Unter alldem steckt ein kulturelles Argument, das leicht verloren geht. Biasi meint, Italien sei zu sehr an die Rebsorte gebunden und zu wenig an das Territorium – die Sorte solle ein Vehikel sein, nicht das Ziel. Und daneben läuft eine eher praktische Frustration: PIWI wird noch immer besprochen, als wäre es eine einzige Sache. Souvignier Gris, Johanniter, Bronner, Soreli, Solaris, Cabernet Eidos, Cabernet Cortis – die Unterschiede zwischen ihnen sind mindestens so bedeutend wie die Unterschiede zwischen Merlot, Sangiovese und Teroldego. Keiner von ihnen ist außerdem ein GVO, eine Tatsache, die in einem Sektor, der Neuerungen mit Misstrauen begegnet, offenbar noch immer erwähnt werden muss.

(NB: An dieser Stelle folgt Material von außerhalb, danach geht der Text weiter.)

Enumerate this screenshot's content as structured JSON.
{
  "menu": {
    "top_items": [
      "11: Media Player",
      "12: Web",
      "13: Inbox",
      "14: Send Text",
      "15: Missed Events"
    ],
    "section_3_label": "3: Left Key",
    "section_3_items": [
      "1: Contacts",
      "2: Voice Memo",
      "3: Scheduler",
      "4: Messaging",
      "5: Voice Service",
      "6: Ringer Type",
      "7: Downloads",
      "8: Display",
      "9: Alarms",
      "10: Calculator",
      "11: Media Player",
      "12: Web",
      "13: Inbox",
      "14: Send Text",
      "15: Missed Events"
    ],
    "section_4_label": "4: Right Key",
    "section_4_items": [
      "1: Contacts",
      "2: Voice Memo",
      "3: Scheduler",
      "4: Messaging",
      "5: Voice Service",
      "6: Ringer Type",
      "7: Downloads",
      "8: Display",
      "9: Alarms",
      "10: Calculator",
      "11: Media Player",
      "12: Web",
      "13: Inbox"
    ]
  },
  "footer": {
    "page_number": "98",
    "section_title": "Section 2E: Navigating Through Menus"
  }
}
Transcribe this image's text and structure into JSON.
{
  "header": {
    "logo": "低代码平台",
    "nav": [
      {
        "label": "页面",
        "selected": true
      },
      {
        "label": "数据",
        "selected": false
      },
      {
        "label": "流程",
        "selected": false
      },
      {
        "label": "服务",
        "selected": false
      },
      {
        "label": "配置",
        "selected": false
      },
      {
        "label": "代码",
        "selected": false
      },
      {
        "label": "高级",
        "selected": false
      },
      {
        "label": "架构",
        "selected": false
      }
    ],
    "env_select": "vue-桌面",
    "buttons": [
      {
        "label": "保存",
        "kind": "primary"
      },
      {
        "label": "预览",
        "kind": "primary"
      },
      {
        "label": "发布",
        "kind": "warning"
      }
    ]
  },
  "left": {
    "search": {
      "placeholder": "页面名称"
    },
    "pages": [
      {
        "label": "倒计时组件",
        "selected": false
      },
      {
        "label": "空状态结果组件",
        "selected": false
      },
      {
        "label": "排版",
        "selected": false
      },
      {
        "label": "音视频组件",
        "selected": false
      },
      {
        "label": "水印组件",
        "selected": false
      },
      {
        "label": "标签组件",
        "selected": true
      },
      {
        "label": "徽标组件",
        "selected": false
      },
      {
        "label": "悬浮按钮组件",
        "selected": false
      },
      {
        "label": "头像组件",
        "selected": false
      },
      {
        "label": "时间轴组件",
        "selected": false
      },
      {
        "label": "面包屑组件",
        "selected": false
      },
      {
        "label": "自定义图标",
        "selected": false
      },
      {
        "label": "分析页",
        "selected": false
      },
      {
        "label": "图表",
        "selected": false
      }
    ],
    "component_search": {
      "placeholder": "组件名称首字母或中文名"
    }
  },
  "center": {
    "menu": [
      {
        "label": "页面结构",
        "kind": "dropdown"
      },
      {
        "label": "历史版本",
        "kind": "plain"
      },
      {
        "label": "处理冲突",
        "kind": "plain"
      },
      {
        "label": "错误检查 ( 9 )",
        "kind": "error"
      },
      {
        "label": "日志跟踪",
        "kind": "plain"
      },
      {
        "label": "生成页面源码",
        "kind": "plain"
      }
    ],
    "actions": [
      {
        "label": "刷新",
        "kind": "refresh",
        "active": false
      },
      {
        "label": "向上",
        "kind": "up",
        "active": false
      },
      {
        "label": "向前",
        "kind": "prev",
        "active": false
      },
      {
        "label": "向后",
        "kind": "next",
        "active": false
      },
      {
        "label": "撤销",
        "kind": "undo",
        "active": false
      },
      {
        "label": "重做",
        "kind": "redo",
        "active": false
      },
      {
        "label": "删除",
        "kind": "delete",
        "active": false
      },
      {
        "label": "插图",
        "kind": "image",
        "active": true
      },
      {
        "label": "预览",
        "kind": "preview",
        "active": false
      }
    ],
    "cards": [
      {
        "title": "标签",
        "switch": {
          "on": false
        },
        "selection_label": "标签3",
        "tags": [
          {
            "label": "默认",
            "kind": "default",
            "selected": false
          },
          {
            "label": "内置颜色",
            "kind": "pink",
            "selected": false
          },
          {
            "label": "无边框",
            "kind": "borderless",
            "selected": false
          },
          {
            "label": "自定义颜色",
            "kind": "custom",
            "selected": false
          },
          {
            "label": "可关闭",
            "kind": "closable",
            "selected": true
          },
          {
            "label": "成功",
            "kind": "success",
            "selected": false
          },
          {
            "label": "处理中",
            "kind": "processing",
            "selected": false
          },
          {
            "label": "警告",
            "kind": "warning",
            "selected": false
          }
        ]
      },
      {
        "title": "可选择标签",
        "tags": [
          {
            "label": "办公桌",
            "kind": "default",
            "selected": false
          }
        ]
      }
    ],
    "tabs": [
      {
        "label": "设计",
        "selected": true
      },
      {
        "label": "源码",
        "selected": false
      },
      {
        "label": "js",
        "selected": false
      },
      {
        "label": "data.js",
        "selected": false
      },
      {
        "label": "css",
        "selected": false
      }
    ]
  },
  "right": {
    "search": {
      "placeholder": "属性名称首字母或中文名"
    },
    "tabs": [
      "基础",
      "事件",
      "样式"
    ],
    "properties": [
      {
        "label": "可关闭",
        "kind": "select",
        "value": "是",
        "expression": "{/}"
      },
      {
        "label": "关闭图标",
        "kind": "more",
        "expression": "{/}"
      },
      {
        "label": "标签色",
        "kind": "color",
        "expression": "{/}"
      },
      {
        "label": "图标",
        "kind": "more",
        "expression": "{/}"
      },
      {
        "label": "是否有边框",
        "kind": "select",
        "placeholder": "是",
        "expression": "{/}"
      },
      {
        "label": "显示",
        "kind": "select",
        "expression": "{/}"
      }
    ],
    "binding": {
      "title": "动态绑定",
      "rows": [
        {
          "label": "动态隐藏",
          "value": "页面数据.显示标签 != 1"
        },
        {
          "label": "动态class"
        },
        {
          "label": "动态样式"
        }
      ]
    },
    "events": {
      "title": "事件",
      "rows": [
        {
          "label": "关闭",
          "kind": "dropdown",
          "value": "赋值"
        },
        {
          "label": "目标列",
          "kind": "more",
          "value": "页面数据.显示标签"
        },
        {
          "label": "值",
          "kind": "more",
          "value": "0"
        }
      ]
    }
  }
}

Von den Sorten ist Souvignier Gris diejenige, über die Biasi am meisten spricht. Er hebt sie als besonders bedeutsam hervor – gute Säureretention, eine Bandbreite an Stilen vom Schaumwein bis zum Mazeraten, und nach seiner Überzeugung der deutlichste Beleg dafür, dass diese Trauben, richtig vinifiziert, etwas über das Territorium aussagen können, aus dem sie stammen, und nicht nur etwas über sich selbst.

Unser Kommentar

Dies ist eine Plattform für Biasis Ansichten, und es lohnt sich, das klar zu benennen. Der Text ist ein Porträt, und als Porträt erfüllt er seinen Zweck – Biasi ist redegewandt, sein Argument ist interessant und er bekommt ausgiebig und wohlwollend Gehör. Aber die zentrale Provokation, dass eine Denomination, die sich wegen einer Handvoll resistenter Rebstöcke sorgt, im Grunde ihre eigene Fragilität bewirbt, bleibt vollständig unwidersprochen. Es ist eine gute Formulierung. Es gibt ein vernünftiges Gegenargument, das niemand vorbringt: Appellationsregeln funktionieren zum Teil, weil sie nicht flexibel sind, und jede gut gemeinte Ausnahme schafft einen Präzedenzfall. Die Umweltdaten werden ohne jeden Kontext darüber zitiert, wie oder von wem sie gemessen wurden. Die breitere Debatte – wie Konsortien tatsächlich reagieren, wie der legislative Weg aussieht, was andere Produzenten denken – wird erwähnt, aber kaum mehr. Das Porträtformat der Fachpresse verlangt selten eine kritische Befragung, und dieses ist da keine Ausnahme.

Über die Autor:in

Es wird kein individueller Autor genannt, obwohl WineNews Beiträge manchmal der Redaktion als Ganzes zuschreibt statt einem namentlich genannten Journalisten – und dies scheint ein solcher Fall zu sein. So oder so handelt es sich um redaktionellen Inhalt, der um ein Interview mit Biasi herum aufgebaut ist, und er liest sich entsprechend – seine Argumente laufen unwidersprochen durch den Text, seine Daten werden nicht überprüft und die Rahmung bleibt durchgehend wohlwollend. Das mag schlicht die Konventionen des Fachpresseporträts widerspiegeln, bei dem das Thema in der Regel freundliches Gehör findet. Biasi ist aber auch der kommerzielle Betreiber des Netzwerks, das der Artikel faktisch bewirbt, und das Fehlen jeder unabhängigen Stimme ist es wert, vermerkt zu werden.

Über den Verlag

WineNews existiert seit 2000 und ist wirklich in der italienischen Weinwelt verwurzelt – gut vernetzt, innerhalb der Branche viel gelesen und eng mit ihr kommerziell verbunden. Die Seite, auf der dieser Artikel zu finden ist, trägt Werbebanner von Dutzenden italienischer Produzenten und Konsortien, von denen mehrere ein direktes Interesse an den regulatorischen Fragen haben, die der Artikel berührt. All das macht den Inhalt nicht unzutreffend, erklärt aber das redaktionelle Register: breit gefächert industriefreundlich, zögerlich bei unbequemen Positionen und mehr daran interessiert, Menschen eine Stimme zu geben, als zu hinterfragen, was sie sagen. Gut zu lesen, aber kein Ort, um nach harten Fragen zu suchen.